The guidelines have been helpful to STMicroelectronics to simulate these variables.

"These comprehensive guidelines enabled us to evaluate the feasibility of fuel cell designs and the related power management for notebook PCs," said Nicola Tricomi, Segment Marketing Manager for Industrial and Power Conversion at STMicroelectronics.

At the heart of a fuel cell system is the fuel cell itself, surrounded by support components. Like a car engine, many fuel cell systems need a fuel pump, cooling, support electronics and a starter battery. A full system, in fact, will often be like the power system in a hybrid vehicle, with the engine (fuel cell) and a battery sharing the power demands. In total, it can be a complex system as noted by Millennium Cell.

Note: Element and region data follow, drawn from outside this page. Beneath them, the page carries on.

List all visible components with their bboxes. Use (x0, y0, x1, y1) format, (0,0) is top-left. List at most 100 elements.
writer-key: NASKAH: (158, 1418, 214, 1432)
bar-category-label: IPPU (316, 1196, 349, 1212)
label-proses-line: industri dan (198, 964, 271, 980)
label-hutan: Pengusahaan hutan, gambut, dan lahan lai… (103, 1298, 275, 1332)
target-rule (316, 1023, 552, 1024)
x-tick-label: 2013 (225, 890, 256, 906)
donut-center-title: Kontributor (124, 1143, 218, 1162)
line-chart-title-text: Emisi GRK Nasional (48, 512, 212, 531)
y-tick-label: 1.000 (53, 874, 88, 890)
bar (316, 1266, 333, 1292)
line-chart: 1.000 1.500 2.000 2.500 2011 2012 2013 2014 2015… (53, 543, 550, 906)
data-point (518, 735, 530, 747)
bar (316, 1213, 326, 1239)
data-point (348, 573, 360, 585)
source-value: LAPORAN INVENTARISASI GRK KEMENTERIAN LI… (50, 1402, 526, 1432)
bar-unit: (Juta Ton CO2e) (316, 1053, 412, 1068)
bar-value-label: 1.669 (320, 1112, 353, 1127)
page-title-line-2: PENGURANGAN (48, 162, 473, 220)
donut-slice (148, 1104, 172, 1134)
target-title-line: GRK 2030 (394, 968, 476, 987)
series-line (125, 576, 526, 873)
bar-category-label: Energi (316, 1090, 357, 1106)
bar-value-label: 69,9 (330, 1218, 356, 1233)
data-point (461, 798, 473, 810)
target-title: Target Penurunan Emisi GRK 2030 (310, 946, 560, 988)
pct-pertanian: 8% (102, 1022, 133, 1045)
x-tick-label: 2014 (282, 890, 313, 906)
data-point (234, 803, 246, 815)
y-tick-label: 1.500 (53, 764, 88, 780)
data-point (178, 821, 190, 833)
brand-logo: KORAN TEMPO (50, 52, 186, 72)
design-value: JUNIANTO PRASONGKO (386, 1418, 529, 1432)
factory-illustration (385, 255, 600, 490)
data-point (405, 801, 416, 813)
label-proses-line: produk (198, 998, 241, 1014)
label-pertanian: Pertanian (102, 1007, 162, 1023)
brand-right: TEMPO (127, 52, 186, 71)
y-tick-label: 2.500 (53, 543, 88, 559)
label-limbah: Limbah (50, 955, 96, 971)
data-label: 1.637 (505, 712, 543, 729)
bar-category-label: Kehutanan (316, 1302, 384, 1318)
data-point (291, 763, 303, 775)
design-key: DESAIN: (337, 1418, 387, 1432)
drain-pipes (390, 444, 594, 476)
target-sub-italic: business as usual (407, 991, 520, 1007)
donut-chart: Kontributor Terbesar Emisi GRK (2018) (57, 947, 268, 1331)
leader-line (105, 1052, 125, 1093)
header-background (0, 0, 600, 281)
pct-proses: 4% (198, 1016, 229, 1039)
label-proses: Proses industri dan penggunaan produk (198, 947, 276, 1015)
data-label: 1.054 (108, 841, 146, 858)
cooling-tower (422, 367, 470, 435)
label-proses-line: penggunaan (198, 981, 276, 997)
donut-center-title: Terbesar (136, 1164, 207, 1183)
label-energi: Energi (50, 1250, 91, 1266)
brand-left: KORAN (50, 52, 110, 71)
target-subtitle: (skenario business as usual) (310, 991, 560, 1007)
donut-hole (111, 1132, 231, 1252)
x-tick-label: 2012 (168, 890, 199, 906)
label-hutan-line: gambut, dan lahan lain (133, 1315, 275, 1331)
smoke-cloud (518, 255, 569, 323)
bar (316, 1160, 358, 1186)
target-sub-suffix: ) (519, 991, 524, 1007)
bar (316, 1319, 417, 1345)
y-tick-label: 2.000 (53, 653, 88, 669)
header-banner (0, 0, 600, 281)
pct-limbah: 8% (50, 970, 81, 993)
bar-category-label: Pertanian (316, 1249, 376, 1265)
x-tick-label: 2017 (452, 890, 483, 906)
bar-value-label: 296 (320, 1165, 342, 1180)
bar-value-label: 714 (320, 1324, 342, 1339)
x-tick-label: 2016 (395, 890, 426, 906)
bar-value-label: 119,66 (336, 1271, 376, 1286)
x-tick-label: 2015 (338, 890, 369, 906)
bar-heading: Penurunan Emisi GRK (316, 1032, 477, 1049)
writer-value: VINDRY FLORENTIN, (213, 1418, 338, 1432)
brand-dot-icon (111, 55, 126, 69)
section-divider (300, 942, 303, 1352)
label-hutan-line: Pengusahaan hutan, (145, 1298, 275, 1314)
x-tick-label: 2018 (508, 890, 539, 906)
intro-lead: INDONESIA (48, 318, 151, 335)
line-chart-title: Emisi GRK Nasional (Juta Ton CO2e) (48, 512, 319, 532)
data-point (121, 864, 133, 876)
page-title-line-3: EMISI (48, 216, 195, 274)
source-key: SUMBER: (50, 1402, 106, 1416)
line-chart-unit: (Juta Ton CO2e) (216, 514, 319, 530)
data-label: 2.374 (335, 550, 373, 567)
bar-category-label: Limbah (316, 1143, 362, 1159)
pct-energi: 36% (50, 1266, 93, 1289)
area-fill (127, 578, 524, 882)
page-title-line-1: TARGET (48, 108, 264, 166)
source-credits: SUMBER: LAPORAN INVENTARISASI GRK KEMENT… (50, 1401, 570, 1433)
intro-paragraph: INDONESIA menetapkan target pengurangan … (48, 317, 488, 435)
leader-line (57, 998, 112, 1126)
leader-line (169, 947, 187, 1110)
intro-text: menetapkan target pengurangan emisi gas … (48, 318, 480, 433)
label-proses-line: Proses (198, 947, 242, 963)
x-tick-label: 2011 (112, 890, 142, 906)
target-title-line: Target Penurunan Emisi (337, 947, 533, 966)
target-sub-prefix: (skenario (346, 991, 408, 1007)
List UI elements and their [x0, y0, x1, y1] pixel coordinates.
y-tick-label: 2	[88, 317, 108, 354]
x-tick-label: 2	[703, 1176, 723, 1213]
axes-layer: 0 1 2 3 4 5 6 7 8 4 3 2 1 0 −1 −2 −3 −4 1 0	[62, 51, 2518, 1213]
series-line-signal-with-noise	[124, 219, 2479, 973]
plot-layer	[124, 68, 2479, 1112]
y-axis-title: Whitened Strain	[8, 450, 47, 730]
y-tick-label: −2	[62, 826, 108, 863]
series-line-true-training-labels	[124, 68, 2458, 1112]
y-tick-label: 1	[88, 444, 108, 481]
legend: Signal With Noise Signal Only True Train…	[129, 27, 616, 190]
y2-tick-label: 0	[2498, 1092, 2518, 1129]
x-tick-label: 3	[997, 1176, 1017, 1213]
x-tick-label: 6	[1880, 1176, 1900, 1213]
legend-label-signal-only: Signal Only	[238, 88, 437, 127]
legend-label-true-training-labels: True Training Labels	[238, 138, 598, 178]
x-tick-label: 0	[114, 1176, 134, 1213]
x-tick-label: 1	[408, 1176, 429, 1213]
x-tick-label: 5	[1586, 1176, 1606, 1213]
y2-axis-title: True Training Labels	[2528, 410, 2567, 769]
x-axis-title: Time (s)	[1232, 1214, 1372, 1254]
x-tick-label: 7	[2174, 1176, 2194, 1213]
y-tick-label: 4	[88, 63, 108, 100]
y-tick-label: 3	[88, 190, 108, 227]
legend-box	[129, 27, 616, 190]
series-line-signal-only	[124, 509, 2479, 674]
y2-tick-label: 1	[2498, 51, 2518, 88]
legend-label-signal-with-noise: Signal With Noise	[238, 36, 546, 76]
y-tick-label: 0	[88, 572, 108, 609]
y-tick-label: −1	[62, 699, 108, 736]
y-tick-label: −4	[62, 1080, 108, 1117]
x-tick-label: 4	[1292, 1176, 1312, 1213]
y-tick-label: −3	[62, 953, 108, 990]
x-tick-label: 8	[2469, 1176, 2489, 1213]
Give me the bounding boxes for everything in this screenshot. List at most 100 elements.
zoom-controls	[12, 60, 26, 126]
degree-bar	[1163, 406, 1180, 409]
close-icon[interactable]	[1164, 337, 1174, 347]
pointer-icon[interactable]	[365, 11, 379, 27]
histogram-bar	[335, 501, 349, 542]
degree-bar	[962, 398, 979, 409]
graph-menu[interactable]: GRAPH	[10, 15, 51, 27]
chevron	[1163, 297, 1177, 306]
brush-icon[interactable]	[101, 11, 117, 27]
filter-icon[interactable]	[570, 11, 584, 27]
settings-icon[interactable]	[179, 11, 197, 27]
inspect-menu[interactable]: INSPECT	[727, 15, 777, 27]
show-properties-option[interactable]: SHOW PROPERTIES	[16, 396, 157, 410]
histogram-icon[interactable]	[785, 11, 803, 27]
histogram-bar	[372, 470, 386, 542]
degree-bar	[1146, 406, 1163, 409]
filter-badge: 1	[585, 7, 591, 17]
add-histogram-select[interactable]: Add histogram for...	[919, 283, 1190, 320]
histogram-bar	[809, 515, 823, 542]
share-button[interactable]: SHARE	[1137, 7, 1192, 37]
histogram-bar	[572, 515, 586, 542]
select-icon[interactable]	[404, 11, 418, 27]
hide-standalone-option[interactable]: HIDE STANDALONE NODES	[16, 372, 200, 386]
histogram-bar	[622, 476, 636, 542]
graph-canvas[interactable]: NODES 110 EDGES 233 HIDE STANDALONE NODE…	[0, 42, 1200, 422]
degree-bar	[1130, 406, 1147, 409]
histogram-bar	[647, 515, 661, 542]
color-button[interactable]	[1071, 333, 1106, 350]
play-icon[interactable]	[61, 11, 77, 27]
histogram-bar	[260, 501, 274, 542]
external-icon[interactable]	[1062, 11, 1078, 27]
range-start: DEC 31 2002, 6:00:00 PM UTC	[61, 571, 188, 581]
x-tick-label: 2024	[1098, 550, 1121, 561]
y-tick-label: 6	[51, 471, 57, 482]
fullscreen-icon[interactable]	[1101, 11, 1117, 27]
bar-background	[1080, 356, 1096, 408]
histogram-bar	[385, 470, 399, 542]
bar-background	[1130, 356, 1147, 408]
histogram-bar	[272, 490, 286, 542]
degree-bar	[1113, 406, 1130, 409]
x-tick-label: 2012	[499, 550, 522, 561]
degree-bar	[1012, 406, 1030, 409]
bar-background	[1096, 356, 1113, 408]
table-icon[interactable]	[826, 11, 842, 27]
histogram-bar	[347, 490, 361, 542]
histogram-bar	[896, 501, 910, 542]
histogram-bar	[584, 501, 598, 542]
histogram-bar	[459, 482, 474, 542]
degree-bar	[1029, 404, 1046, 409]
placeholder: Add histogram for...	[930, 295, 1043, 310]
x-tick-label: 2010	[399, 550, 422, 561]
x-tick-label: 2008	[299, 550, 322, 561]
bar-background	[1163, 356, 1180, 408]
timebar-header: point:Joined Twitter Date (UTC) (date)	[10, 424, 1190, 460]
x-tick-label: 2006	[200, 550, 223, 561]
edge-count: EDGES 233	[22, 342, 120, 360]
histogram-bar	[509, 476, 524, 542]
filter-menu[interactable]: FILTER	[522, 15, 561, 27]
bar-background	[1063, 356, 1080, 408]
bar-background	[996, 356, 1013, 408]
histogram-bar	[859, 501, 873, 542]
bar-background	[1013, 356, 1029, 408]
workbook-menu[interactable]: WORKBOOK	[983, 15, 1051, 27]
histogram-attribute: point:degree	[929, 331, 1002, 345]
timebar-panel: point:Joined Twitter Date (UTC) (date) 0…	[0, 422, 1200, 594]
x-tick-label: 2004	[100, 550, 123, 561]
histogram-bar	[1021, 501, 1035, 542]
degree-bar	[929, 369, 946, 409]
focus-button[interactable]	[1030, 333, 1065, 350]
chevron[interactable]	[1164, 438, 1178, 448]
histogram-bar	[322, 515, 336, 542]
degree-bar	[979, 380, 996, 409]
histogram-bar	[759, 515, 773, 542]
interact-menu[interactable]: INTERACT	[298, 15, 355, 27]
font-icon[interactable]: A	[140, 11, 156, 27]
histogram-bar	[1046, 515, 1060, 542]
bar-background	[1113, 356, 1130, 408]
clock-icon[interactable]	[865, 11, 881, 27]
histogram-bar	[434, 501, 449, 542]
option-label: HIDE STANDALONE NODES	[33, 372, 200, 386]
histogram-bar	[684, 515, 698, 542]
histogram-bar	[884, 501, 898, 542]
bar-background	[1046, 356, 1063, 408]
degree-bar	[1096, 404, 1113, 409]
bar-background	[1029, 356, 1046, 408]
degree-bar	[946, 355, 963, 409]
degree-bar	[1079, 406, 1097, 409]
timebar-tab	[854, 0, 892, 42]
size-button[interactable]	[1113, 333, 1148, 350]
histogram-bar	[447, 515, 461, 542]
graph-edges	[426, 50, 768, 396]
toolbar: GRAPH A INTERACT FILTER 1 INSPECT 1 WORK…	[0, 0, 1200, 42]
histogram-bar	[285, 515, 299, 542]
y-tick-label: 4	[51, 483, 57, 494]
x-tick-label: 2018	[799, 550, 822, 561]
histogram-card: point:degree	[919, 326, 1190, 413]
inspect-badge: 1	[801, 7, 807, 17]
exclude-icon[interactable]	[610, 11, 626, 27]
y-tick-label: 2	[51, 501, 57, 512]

"These guidelines are an invaluable source of information for companies working to provide all-day, integrated power sources for notebook computer users," said Gregory Smith, marketing director of consumer electronics for Millennium Cell. "We have made this information an integral part of our product development process."

"The first step in providing a fuel cell solution is to define the problem," said David McLeod, vice president of marketing and business development at Tekion Inc. "The Notebook PC Fuel Cell guidelines prepared by the Extended Battery Life Working Group does an excellent job in defining the problem and it is now up to the fuel cell community to come up with a solution."